All healthcare practitioners should have an awareness of the relationship between functional loss, limitation of activity, and restriction of participation as indicated in the World Health Organization’s International Classification of Functioning, Disability and Health (see model below). Being unable to fully flex a finger (loss of function) might lead to difficulty, for example, with fastening buttons (activity) which might have a minor impact on general life (participation). The same loss of function, however, might prevent a pianist from playing (activity) which, for a professional musician, might have a significant impact on his/her way of life (participation).

A model of disability - the relationship between loss of function, limitation of activity and restriction of participation. Based on the World Health Organisation International Classication of Functioning, Disability and Health. Disability and function are the result of the interactions between a health condition and contextual factors (environmental and personal factors).

Model of disability diagram.

Are other systems involved?

Inflammatory arthritis often involves other systems including the skin, eyes, lungs and kidneys. In addition, patients with inflammatory disease often suffer from general symptoms such as malaise, weight loss, mild fevers and night sweats. Osteoarthritis, in contrast, is limited to the musculoskeletal system and is not associated with immune activation. Systemic symptoms would therefore not be expected.

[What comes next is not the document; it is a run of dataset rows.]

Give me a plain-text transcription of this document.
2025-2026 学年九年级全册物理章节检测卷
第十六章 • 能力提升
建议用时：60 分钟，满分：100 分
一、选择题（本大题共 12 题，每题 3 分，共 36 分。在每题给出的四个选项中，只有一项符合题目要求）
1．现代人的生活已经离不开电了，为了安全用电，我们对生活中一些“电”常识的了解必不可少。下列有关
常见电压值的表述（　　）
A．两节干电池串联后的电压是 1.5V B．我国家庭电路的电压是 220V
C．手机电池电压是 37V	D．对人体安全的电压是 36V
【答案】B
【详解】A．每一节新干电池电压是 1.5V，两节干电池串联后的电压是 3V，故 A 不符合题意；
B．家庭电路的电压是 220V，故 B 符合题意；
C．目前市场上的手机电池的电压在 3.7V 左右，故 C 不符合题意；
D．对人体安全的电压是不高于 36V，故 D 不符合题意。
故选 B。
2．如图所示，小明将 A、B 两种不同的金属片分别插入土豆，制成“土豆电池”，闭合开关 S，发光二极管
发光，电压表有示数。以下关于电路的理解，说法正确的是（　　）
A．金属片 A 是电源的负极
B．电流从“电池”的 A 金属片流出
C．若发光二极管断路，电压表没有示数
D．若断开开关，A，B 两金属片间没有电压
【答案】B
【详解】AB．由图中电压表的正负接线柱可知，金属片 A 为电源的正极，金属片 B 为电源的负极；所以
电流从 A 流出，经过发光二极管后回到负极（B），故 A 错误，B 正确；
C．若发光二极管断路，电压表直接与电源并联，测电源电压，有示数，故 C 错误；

Fatigue and depression may be common in any arthritis where there is functional loss or chronic pain. A comprehensive history must include the usual screening questions for all systems as well as specific enquiries relating to known complications of specific musculoskeletal disorders.

Arthritis may occur on a background of other illnesses and it is important to consider other ongoing health issues, particularly with an increasingly ageing population. A combination of two problems will be worse than either one alone, and the impact on the patient will therefore be greater. In addition, other conditions may be affected by the treatments prescribed for the arthritis – for example, the presence of liver disease may limit the use of disease-modifying drugs for inflammatory arthritis, because most of these drugs can upset the liver.